Question

$\int (\frac{sinx+sin2x+sin3x}{cosx+cos2x+cos3x})^2dx$

Answer 1

$\frac{1}{2}\tan(2x) - x + C$

Answer 2

The problem asks to evaluate the integral $\int (\frac{\sin x+\sin 2x+\sin 3x}{\cos x+\cos 2x+\cos 3x})^2dx$.

Step 1: Simplify the trigonometric expression inside the integral. The expression is $E = \frac{\sin x+\sin 2x+\sin 3x}{\cos x+\cos 2x+\cos 3x}$. We can rearrange the terms in the numerator and denominator and use the sum-to-product trigonometric identities: $\sin A + \sin B = 2 \sin\left(\frac{A+B}{2}\right)\cos\left(\frac{A-B}{2}\right)$ $\cos A + \cos B = 2 \cos\left(\frac{A+B}{2}\right)\cos\left(\frac{A-B}{2}\right)$

Numerator: $\sin x + \sin 2x + \sin 3x = (\sin x + \sin 3x) + \sin 2x$ $= 2 \sin\left(\frac{x+3x}{2}\right)\cos\left(\frac{x-3x}{2}\right) + \sin 2x$ $= 2 \sin(2x)\cos(-x) + \sin 2x$ $= 2 \sin(2x)\cos x + \sin 2x$ (since $\cos(-x) = \cos x$) $= \sin 2x (2\cos x + 1)$

Denominator: $\cos x + \cos 2x + \cos 3x = (\cos x + \cos 3x) + \cos 2x$ $= 2 \cos\left(\frac{x+3x}{2}\right)\cos\left(\frac{x-3x}{2}\right) + \cos 2x$ $= 2 \cos(2x)\cos(-x) + \cos 2x$ $= 2 \cos(2x)\cos x + \cos 2x$ $= \cos 2x (2\cos x + 1)$

Now, substitute these back into the expression $E$: $E = \frac{\sin 2x (2\cos x + 1)}{\cos 2x (2\cos x + 1)}$ Assuming $2\cos x + 1 \neq 0$, we can cancel the common term $(2\cos x + 1)$: $E = \frac{\sin 2x}{\cos 2x} = \tan 2x$

Step 2: Integrate the simplified expression. The integral becomes: $I = \int (\tan 2x)^2 dx = \int \tan^2(2x) dx$

We use the trigonometric identity $\tan^2 \theta = \sec^2 \theta - 1$: $I = \int (\sec^2(2x) - 1) dx$

Now, integrate term by term: $I = \int \sec^2(2x) dx - \int 1 dx$

For the first integral, $\int \sec^2(2x) dx$, we use a substitution. Let $u = 2x$, so $du = 2 dx$, which means $dx = \frac{1}{2} du$. $\int \sec^2(2x) dx = \int \sec^2(u) \frac{1}{2} du = \frac{1}{2} \int \sec^2(u) du$ We know that $\int \sec^2 u du = \tan u + C$. So, $\frac{1}{2} \tan u + C = \frac{1}{2} \tan(2x) + C_1$.

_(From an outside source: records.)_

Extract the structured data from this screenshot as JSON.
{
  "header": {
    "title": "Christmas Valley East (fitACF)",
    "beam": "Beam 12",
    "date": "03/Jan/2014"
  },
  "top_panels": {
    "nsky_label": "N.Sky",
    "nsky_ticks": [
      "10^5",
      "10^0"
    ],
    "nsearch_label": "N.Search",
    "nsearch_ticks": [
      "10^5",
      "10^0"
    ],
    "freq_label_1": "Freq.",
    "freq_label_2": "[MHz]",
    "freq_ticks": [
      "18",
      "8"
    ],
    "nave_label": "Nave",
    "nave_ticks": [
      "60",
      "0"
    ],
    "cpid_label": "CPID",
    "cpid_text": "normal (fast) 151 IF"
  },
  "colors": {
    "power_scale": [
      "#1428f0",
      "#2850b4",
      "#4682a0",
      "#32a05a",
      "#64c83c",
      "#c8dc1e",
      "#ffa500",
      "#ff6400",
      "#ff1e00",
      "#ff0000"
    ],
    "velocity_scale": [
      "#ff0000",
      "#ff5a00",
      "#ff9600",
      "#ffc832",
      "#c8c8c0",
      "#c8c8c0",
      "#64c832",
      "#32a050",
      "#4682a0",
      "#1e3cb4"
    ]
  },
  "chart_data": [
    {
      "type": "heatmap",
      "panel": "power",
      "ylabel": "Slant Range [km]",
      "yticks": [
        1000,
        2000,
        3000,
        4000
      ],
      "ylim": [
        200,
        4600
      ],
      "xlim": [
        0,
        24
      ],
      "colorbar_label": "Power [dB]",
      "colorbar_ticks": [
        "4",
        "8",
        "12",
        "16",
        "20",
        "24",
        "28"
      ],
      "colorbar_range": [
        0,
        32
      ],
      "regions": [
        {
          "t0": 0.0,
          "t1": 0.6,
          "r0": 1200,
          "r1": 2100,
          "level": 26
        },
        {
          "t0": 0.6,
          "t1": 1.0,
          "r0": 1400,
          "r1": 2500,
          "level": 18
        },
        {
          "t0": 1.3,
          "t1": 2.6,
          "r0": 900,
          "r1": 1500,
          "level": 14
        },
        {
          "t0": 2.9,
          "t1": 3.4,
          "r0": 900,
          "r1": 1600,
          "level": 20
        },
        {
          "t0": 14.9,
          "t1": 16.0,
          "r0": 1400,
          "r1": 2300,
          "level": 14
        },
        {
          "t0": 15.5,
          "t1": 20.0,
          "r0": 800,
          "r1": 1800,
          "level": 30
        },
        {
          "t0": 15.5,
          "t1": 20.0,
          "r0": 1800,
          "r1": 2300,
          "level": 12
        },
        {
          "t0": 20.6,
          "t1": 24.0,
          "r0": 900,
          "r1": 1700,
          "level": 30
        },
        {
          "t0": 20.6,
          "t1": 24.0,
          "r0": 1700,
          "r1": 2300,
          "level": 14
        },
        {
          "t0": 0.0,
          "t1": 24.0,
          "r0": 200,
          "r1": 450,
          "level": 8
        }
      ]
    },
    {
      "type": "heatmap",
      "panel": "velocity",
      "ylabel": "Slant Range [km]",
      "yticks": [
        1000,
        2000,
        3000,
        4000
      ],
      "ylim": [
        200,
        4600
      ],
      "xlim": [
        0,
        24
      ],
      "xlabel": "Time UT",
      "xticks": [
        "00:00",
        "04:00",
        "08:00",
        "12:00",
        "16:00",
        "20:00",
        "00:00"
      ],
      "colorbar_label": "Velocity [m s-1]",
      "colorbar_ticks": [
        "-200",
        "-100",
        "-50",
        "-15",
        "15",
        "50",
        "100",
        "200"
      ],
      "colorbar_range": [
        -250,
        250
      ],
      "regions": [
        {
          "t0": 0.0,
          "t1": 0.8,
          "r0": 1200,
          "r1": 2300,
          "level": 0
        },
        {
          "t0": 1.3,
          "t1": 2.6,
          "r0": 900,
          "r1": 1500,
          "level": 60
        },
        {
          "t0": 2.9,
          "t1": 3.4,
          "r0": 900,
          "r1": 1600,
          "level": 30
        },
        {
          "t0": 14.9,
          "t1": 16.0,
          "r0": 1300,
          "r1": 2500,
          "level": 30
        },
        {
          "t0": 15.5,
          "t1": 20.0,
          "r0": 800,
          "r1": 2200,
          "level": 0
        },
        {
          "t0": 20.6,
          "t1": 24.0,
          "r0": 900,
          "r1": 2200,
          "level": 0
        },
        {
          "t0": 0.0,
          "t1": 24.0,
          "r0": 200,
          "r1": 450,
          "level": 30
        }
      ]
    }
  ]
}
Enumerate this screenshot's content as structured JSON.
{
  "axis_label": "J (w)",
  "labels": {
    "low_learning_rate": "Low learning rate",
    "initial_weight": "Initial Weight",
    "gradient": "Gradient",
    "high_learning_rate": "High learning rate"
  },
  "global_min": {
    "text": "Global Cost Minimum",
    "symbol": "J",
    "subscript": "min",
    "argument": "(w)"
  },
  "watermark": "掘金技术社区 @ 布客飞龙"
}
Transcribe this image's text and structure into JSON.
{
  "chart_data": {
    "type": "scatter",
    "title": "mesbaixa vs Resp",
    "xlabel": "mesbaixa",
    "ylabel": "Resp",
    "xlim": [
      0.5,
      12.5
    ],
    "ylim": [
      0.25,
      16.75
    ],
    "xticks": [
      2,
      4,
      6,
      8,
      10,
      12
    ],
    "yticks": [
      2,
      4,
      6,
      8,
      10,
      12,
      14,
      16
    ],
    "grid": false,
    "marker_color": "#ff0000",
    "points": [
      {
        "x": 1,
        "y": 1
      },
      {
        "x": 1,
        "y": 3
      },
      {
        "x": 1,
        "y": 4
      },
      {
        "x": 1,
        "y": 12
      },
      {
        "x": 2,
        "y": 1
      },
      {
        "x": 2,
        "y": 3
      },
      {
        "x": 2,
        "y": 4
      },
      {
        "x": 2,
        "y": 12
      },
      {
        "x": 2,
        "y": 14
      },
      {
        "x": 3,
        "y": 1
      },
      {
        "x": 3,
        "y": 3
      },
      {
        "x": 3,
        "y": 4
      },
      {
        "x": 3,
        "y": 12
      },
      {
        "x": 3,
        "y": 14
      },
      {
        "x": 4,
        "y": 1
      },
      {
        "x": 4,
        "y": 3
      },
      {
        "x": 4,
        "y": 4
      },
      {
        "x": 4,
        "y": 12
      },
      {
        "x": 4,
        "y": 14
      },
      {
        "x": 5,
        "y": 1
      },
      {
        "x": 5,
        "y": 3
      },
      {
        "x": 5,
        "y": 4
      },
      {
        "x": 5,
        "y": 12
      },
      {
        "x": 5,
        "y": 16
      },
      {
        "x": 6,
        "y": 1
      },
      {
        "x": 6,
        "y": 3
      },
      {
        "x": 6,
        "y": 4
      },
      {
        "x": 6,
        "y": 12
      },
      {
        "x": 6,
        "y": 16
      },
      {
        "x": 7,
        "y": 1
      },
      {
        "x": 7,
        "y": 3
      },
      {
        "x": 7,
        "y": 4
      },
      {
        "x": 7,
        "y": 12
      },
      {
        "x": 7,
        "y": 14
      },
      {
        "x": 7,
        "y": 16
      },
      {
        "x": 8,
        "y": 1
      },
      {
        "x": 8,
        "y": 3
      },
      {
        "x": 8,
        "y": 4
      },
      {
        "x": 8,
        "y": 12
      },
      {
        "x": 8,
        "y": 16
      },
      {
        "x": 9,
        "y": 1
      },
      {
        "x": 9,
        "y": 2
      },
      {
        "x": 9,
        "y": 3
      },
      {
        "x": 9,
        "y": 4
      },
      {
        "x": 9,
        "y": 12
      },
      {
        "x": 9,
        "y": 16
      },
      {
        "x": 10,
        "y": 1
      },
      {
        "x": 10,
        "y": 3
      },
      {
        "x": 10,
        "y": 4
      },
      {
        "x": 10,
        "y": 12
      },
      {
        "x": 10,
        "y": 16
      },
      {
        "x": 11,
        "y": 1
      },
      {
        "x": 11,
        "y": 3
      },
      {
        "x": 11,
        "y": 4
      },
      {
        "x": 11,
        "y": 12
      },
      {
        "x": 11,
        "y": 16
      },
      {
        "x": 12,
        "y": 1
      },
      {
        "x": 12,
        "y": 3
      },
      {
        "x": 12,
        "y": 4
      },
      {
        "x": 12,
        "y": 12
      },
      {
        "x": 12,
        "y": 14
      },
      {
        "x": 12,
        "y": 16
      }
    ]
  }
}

For the second integral, $\int 1 dx = x + C_2$.

Combining the results: $I = \frac{1}{2} \tan(2x) - x + C$ where $C = C_1 + C_2$ is the constant of integration.

The final answer is $\boxed{\frac{1}{2}\tan(2x) - x + C}$.

Explanation of the solution:

1. Simplify the integrand: Use sum-to-product formulas for trigonometric functions to simplify the numerator and denominator. $\sin x + \sin 3x = 2\sin(2x)\cos x$ $\cos x + \cos 3x = 2\cos(2x)\cos x$ This leads to $\frac{\sin 2x(2\cos x+1)}{\cos 2x(2\cos x+1)} = \tan 2x$.
2. Rewrite the integral: The integral becomes $\int \tan^2(2x) dx$.
3. Apply trigonometric identity: Use $\tan^2 \theta = \sec^2 \theta - 1$ to rewrite the integrand as $\sec^2(2x) - 1$.
4. Integrate: Integrate term by term. $\int \sec^2(2x) dx = \frac{1}{2}\tan(2x)$ (using substitution $u=2x$). $\int 1 dx = x$.
5. Combine results: The final integral is $\frac{1}{2}\tan(2x) - x + C$.

Answer:

The integral is $\frac{1}{2}\tan(2x) - x + C$.